Let’s begin with a disclaimer that no individual weather event, such as the one that submerged parts of Andhra Pradesh and Karnataka this month, could be attributed to global warming. The big rise in global temperature probably won’t take place until the second half of this century, but the tragedy is that, thanks to our dams and reservoirs, there will still be plenty of non-climate-change-induced damage.
The likes of the 600% higher rain that caused the deadly floods in south India have reportedly become 10% more frequent in the last decade. But preparedness for such events has remained inadequate, notwithstanding similar floods in Gujarat (2005) and Bihar (2008). As fresh disasters charter unfamiliar territories at a fiery pace, the National Disaster Management Authority (NDMA) has failed to get its act together.
That traditionally water-deficit regions in the Deccan plains registered a water surplus in one fortnight can be partly attributed to the story of low-pressure areas across the Bay of Bengal. The significant other part relates to the bickering for decades over rights to the Krishna river, resulting in Andhra Pradesh and upstream Maharashtra and Karnataka furiously building dams and diversions to hold a larger share of the river water. While the Koyna dam exists on the Krishna in Maharashtra, Karnataka has the Almatti and Narayanpur storage structures across the river. The overflowing Srisailam dam during the recent floods and the tallest Nagarjuna Sagar dam, too, exist on it in Andhra Pradesh. Even the Tungabhadra tributary of the Krishna has not been allowed to flow freely—the dam on it is a joint initiative of Karnataka and Maharashtra.
Built with the twin objective of producing hydropower and irrigating farmlands, each of the large dams in the country has failed to provide flood protection to downstream populations. It was no different during the recent floods: Excess inflow from the Almatti reservoir caused the Srisailam dam to overflow, inundating as many as 50 downstream villages, for no fault of theirs. Far from providing protection, structural flood-control measures have enhanced vulnerability.
Dam authorities are compelled to hold as much water in the reservoir as possible, to meet the dual objective of generating power and meeting demands for irrigation. Any unexpected upstream recharge would result in unwarranted downstream release of excess water. The Srisailam dam could handle only 1 million cusecs (cu. ft per second) of water, whereas the inflow during the ill-fated week was in excess of 2.2 million cusecs. The storage capacity of most dams has gradually reduced on account of silt deposition.
States often seek flood relief by addressing the symptoms and not correcting the systems, measures which end up enhancing the vulnerability of downstream populations. No surprise then that human misery continues to grab headlines while the cause-effect relationship of disasters skips careful diagnosis.
To draw attention to such lapses, the Telangana Rashtra Samithi, a political party, has attributed the recent floods to human follies than nature’s fury. It has further been alleged that the irrigation projects have been politically motivated to benefit vested interests. Prophetic as it may sound, Peter Salberg, a British engineer, had informed the historic Patna Flood Conference in 1937 that the “skills of engineers and resources of governments have often played havoc with people”.
No lessons seem to have been learnt.
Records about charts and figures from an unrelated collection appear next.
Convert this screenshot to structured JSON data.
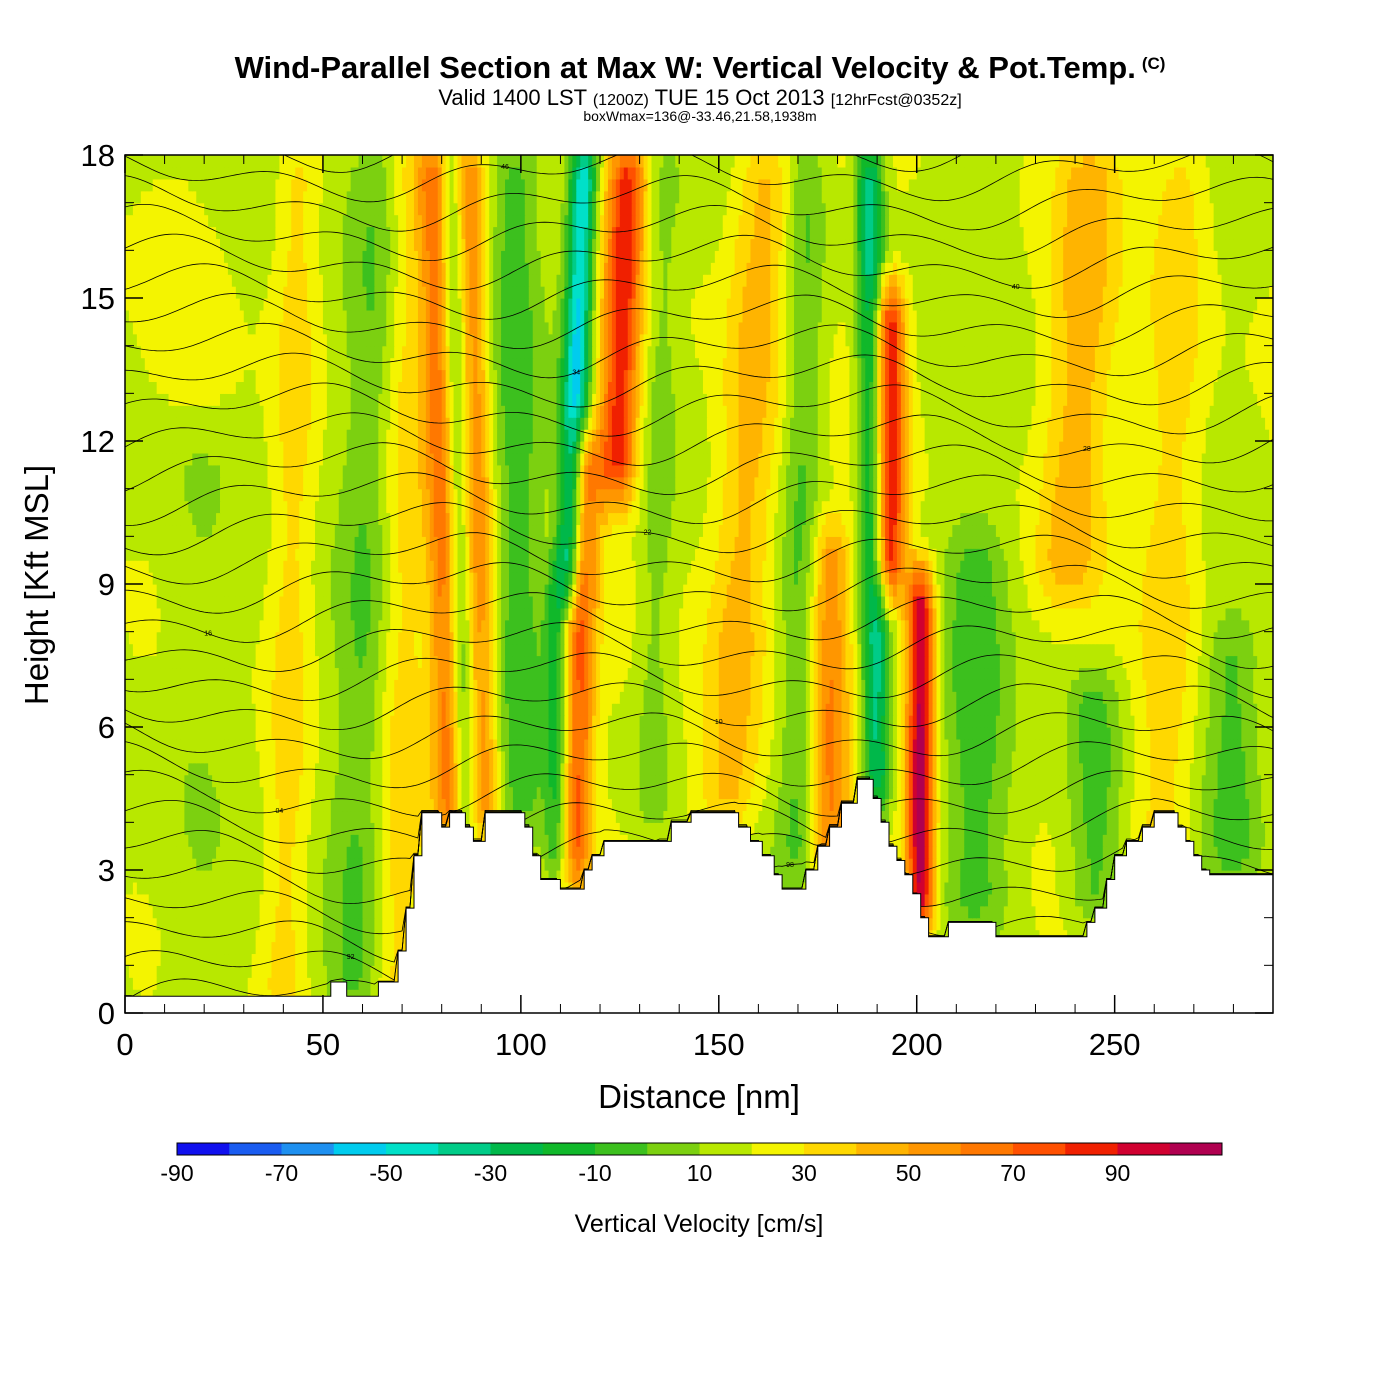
{
  "header": {
    "title": "Wind-Parallel Section at Max W: Vertical Velocity & Pot.Temp.",
    "copyright": "(C)",
    "subtitle_main": "Valid 1400 LST",
    "subtitle_utc": "(1200Z)",
    "subtitle_date": "TUE 15 Oct 2013",
    "subtitle_fcst": "[12hrFcst@0352z]",
    "subtitle2": "boxWmax=136@-33.46,21.58,1938m"
  },
  "chart_data": {
    "type": "heatmap",
    "title": "Wind-Parallel Section at Max W: Vertical Velocity & Pot.Temp.",
    "xlabel": "Distance [nm]",
    "ylabel": "Height [Kft MSL]",
    "xlim": [
      0,
      290
    ],
    "ylim": [
      0,
      18
    ],
    "x_ticks": [
      0,
      50,
      100,
      150,
      200,
      250
    ],
    "x_tick_labels": [
      "0",
      "50",
      "100",
      "150",
      "200",
      "250"
    ],
    "y_ticks": [
      0,
      3,
      6,
      9,
      12,
      15,
      18
    ],
    "y_tick_labels": [
      "0",
      "3",
      "6",
      "9",
      "12",
      "15",
      "18"
    ],
    "colorbar": {
      "title": "Vertical Velocity [cm/s]",
      "levels": [
        -100,
        -90,
        -80,
        -70,
        -60,
        -50,
        -40,
        -30,
        -20,
        -10,
        0,
        10,
        20,
        30,
        40,
        50,
        60,
        70,
        80,
        90,
        100
      ],
      "tick_labels": [
        "-90",
        "-70",
        "-50",
        "-30",
        "-10",
        "10",
        "30",
        "50",
        "70",
        "90"
      ],
      "colors": [
        "#1010ee",
        "#1a5cf0",
        "#1e90f0",
        "#00ccee",
        "#00e0c8",
        "#00cc88",
        "#00b84a",
        "#10b82a",
        "#3cc01e",
        "#7cd010",
        "#b8e800",
        "#f4f400",
        "#ffd800",
        "#ffb400",
        "#ff9600",
        "#ff7800",
        "#ff5000",
        "#f02000",
        "#d00030",
        "#b00050"
      ]
    },
    "terrain": [
      [
        0,
        0.35
      ],
      [
        52,
        0.35
      ],
      [
        52,
        0.65
      ],
      [
        56,
        0.65
      ],
      [
        56,
        0.35
      ],
      [
        64,
        0.35
      ],
      [
        64,
        0.65
      ],
      [
        69,
        0.65
      ],
      [
        69,
        1.3
      ],
      [
        71,
        1.3
      ],
      [
        71,
        2.2
      ],
      [
        73,
        2.2
      ],
      [
        73,
        3.3
      ],
      [
        75,
        3.3
      ],
      [
        75,
        4.2
      ],
      [
        80,
        4.2
      ],
      [
        80,
        3.9
      ],
      [
        82,
        3.9
      ],
      [
        82,
        4.2
      ],
      [
        86,
        4.2
      ],
      [
        86,
        3.9
      ],
      [
        88,
        3.9
      ],
      [
        88,
        3.6
      ],
      [
        91,
        3.6
      ],
      [
        91,
        4.2
      ],
      [
        101,
        4.2
      ],
      [
        101,
        3.9
      ],
      [
        103,
        3.9
      ],
      [
        103,
        3.3
      ],
      [
        105,
        3.3
      ],
      [
        105,
        2.8
      ],
      [
        110,
        2.8
      ],
      [
        110,
        2.6
      ],
      [
        116,
        2.6
      ],
      [
        116,
        3.0
      ],
      [
        118,
        3.0
      ],
      [
        118,
        3.3
      ],
      [
        121,
        3.3
      ],
      [
        121,
        3.6
      ],
      [
        138,
        3.6
      ],
      [
        138,
        4.0
      ],
      [
        143,
        4.0
      ],
      [
        143,
        4.2
      ],
      [
        155,
        4.2
      ],
      [
        155,
        3.9
      ],
      [
        158,
        3.9
      ],
      [
        158,
        3.6
      ],
      [
        161,
        3.6
      ],
      [
        161,
        3.3
      ],
      [
        164,
        3.3
      ],
      [
        164,
        2.9
      ],
      [
        166,
        2.9
      ],
      [
        166,
        2.6
      ],
      [
        172,
        2.6
      ],
      [
        172,
        3.0
      ],
      [
        175,
        3.0
      ],
      [
        175,
        3.5
      ],
      [
        178,
        3.5
      ],
      [
        178,
        3.9
      ],
      [
        181,
        3.9
      ],
      [
        181,
        4.4
      ],
      [
        185,
        4.4
      ],
      [
        185,
        4.9
      ],
      [
        189,
        4.9
      ],
      [
        189,
        4.5
      ],
      [
        191,
        4.5
      ],
      [
        191,
        4.0
      ],
      [
        193,
        4.0
      ],
      [
        193,
        3.5
      ],
      [
        195,
        3.5
      ],
      [
        195,
        3.2
      ],
      [
        197,
        3.2
      ],
      [
        197,
        2.9
      ],
      [
        199,
        2.9
      ],
      [
        199,
        2.5
      ],
      [
        201,
        2.5
      ],
      [
        201,
        2.0
      ],
      [
        203,
        2.0
      ],
      [
        203,
        1.6
      ],
      [
        208,
        1.6
      ],
      [
        208,
        1.9
      ],
      [
        220,
        1.9
      ],
      [
        220,
        1.6
      ],
      [
        243,
        1.6
      ],
      [
        243,
        1.9
      ],
      [
        245,
        1.9
      ],
      [
        245,
        2.2
      ],
      [
        248,
        2.2
      ],
      [
        248,
        2.8
      ],
      [
        250,
        2.8
      ],
      [
        250,
        3.3
      ],
      [
        253,
        3.3
      ],
      [
        253,
        3.6
      ],
      [
        257,
        3.6
      ],
      [
        257,
        3.9
      ],
      [
        260,
        3.9
      ],
      [
        260,
        4.2
      ],
      [
        266,
        4.2
      ],
      [
        266,
        3.9
      ],
      [
        268,
        3.9
      ],
      [
        268,
        3.6
      ],
      [
        270,
        3.6
      ],
      [
        270,
        3.3
      ],
      [
        272,
        3.3
      ],
      [
        272,
        3.0
      ],
      [
        274,
        3.0
      ],
      [
        274,
        2.9
      ],
      [
        290,
        2.9
      ]
    ],
    "velocity_features": [
      {
        "x": 40,
        "w": 6,
        "value": 20,
        "y0": 0,
        "y1": 18,
        "tilt": 4
      },
      {
        "x": 18,
        "w": 10,
        "value": -10,
        "y0": 0,
        "y1": 12,
        "tilt": 0
      },
      {
        "x": 58,
        "w": 7,
        "value": -20,
        "y0": 0,
        "y1": 18,
        "tilt": 6
      },
      {
        "x": 68,
        "w": 6,
        "value": 15,
        "y0": 0,
        "y1": 18,
        "tilt": 4
      },
      {
        "x": 82,
        "w": 4,
        "value": 45,
        "y0": 4,
        "y1": 18,
        "tilt": -4
      },
      {
        "x": 86,
        "w": 3,
        "value": -30,
        "y0": 4,
        "y1": 18,
        "tilt": -4
      },
      {
        "x": 91,
        "w": 4,
        "value": 40,
        "y0": 4,
        "y1": 18,
        "tilt": -4
      },
      {
        "x": 100,
        "w": 6,
        "value": -20,
        "y0": 4,
        "y1": 18,
        "tilt": -2
      },
      {
        "x": 112,
        "w": 3.5,
        "value": -70,
        "y0": 9,
        "y1": 18,
        "tilt": 4
      },
      {
        "x": 109,
        "w": 3,
        "value": -30,
        "y0": 3,
        "y1": 9,
        "tilt": 0
      },
      {
        "x": 114,
        "w": 4,
        "value": 55,
        "y0": 3,
        "y1": 12,
        "tilt": 2
      },
      {
        "x": 124,
        "w": 5,
        "value": 65,
        "y0": 11,
        "y1": 18,
        "tilt": 3
      },
      {
        "x": 133,
        "w": 5,
        "value": -15,
        "y0": 4,
        "y1": 18,
        "tilt": 3
      },
      {
        "x": 152,
        "w": 8,
        "value": 30,
        "y0": 4,
        "y1": 18,
        "tilt": 10
      },
      {
        "x": 170,
        "w": 5,
        "value": -20,
        "y0": 3,
        "y1": 18,
        "tilt": 2
      },
      {
        "x": 178,
        "w": 5,
        "value": 40,
        "y0": 3,
        "y1": 10,
        "tilt": 0
      },
      {
        "x": 190,
        "w": 3.5,
        "value": -55,
        "y0": 4.5,
        "y1": 18,
        "tilt": -2
      },
      {
        "x": 193,
        "w": 4,
        "value": 75,
        "y0": 9,
        "y1": 15,
        "tilt": 0
      },
      {
        "x": 201,
        "w": 3.5,
        "value": 85,
        "y0": 2,
        "y1": 9,
        "tilt": 0
      },
      {
        "x": 215,
        "w": 8,
        "value": -20,
        "y0": 2,
        "y1": 10,
        "tilt": 0
      },
      {
        "x": 238,
        "w": 8,
        "value": 25,
        "y0": 9,
        "y1": 18,
        "tilt": 6
      },
      {
        "x": 245,
        "w": 7,
        "value": -25,
        "y0": 2,
        "y1": 7,
        "tilt": 0
      },
      {
        "x": 262,
        "w": 8,
        "value": 20,
        "y0": 3,
        "y1": 18,
        "tilt": 5
      },
      {
        "x": 280,
        "w": 7,
        "value": -20,
        "y0": 3,
        "y1": 8,
        "tilt": 0
      }
    ],
    "theta_contours": {
      "levels": [
        290,
        292,
        294,
        296,
        298,
        300,
        302,
        304,
        306,
        308,
        310,
        312,
        314,
        316,
        318,
        320,
        322,
        324,
        326,
        328,
        330,
        332,
        334,
        336,
        338,
        340,
        342,
        344,
        346,
        348
      ],
      "label_format": "2-digit"
    }
  }
}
Consider that for releasing flood waters from the Bhakra dam, the chairperson of the Bhakra-Beas Management Board was allegedly shot dead during the peak of the insurgency in Punjab. We don’t want that history to repeat itself. Given the decrepitude of much of the existing water infrastructure and profligate ways with water, it’s urgent for NDMA to develop a vulnerability index to measure the impact on the unsuspecting communities before such projects are given approval.